I got into a lively discussion with the OWASP Maine crew tonight about meta-data attacks against distributed version control systems (DVCS) and it simply sparked an interest in writing this hopefully short little post to highlight how it can be abused, so here goes…

The Basic Premise

DVCSs like Git and Mercural are as the name suggests a distributed version control system. This means that when I perform a checkout of a given project, I have a fully portable copy of that repository. Once checked out, I have full control over my local copy and can do anything to it. I can change anything and everything about that repository, including the code and any metadata about that repository, including who made the change to a given file or set of files.

Because of this distributed nature of DVCSs, we need a mechanism for merging our various copies of a repository and any respective changes into the upstream repository for a given project. This, in the open-source git world, is often familiarly facilitated by GitHub in the form of a pull request. GitHub allows us to manage role-based access on a given project which is bound by that user’s GitHub account and their associated SSH private key that grants the permission to push changes to the repo as that user. This is essentially what prevents me from pushing a change directly to the Ruby-lang repository, because I do not have GitHub user permissions to push to that repo.

However, due to the nature of DVCSs where I have full control over the repo, I can really send any change I would like to the repo via a PR. As we’ve noted with a typical pull request, we often just change files, but what if I wanted to re-write history on the repo, is that possible to offer up as a pull request? The answer is a resounding Yes!, and it’s less than forth-coming in the pull request that such actions are happing to the casual PR reviewer.

Passing the Blame

So, say for instance I wanted to create a project called test-repo. In test-repo there are a couple of files, which were committed by me (claudijd) in pull request #1.

Let’s say that I made some huge blunder in pull request #1 on one of the files, which is already merged into master, and I want to pass the blame to (BuffaloBill). What I would do is make an ammendment to the git history with the command git commit --amend --author="BuffaloWill <realuser@realdomain.com>". In order to somewhat hide this fact, I would make legitimate contribution to the “test-repo” project by say updating their README file and sending the aggregate of those changes in pull request #2. Your average code reviewer of a PR is probably not going to pick up on the nuance merge commit on the PR and skip straight to the file change tab, where all they will review the changes to the README.

This great README contribution that you have made will eventually be merged, assuming that the mystery meta-data change about the prior commit was not picked up on, and the author modification will land in master.

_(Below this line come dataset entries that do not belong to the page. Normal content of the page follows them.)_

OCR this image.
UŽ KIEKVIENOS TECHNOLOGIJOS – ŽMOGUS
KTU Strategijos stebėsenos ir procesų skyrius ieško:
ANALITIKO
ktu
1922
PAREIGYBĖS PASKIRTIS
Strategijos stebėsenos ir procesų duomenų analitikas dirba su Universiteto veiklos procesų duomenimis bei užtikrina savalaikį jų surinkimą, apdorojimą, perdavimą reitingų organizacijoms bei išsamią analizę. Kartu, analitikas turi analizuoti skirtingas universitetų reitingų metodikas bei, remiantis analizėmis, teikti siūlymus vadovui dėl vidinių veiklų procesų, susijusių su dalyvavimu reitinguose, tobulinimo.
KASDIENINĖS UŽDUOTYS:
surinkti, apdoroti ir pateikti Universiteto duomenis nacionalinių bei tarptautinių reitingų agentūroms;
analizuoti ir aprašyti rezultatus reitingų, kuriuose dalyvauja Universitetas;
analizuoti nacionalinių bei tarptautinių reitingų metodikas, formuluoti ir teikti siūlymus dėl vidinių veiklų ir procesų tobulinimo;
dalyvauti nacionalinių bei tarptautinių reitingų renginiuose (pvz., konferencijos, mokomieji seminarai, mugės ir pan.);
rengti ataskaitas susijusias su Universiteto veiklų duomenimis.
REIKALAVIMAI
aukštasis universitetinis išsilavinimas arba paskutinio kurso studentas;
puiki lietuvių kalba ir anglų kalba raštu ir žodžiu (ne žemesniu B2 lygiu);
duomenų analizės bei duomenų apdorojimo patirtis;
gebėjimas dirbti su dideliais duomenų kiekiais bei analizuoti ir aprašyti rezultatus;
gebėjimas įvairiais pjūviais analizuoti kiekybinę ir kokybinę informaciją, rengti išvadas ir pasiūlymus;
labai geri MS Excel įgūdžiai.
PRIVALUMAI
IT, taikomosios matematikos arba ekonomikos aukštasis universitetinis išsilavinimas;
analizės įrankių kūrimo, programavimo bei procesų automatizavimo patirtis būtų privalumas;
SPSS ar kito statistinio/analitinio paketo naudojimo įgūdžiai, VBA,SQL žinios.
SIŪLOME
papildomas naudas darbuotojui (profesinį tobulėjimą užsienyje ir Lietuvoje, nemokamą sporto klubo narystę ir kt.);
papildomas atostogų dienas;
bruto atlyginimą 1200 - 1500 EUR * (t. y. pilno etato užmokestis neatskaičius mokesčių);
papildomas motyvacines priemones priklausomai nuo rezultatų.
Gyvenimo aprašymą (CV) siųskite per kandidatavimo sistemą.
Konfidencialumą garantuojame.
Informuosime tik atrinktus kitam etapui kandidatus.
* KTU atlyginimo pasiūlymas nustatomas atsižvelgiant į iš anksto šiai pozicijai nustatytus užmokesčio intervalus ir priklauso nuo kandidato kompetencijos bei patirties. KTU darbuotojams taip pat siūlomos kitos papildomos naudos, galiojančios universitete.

$ git log --author="Buffalo"
commit b8390d51ac47317435da247cf36346b8c20175b9
Merge: 4584e6b 5bccc6d
Author: BuffaloWill <realuser@realdomain.com>
Date:   Tue Jul 11 22:18:58 2017 -0400

    Merge pull request #1 from claudijd/add_files
    
    Add some files

Stealing Credit

It’s not worth really re-stating the above, but basically this works both ways, because you have full control over the content of your local repo, you can also assert that you were person who made a change to said file and somewhat hide that modification in a similar but different legitimate PR contribution.

I can imagine this might be more lucrative if one was incentivized by having a specific set of commits tied to their username or someone wanted to lend credability to a malicious commit by masking it with a more well known contributor. Perhaps this could even be abused to pepper/corrupt ones contribution graphs in GitHub?

Solutions

Now it’s only fair of me to offer up some sort of recompense for highlighting such attacks and this mainly comes down to two recommendations…

  • Leverage the GPG Commit verification capability in GitHub (arbitrary users cannot edit commits you have signed without breaking their verified status)
  • Excercise diligent PR review (pay special attention to PRs with multiple or async commits between PR author and commit author to ensure they are intended changes)

Fundamentally, this behavior is just how DVCSs work and it will not likely be changing anytime soon. This is because there are legitimate use cases where a Git user may want/need to re-write history and due to the distributed nature, we can all propose those types of changes. One specific example that comes to mind is when I accidentally landed commits under my personal email address rather than my work email address and we needed to re-write the commit history to properly reflect my contribution as a staff member.

Anyways, I hope you found this little DVCS detour interesting, let me know if you have other creative ideas on other DVCS meta-data abuses and I’ll be sure to acknowledge them and credit you in an update on this post.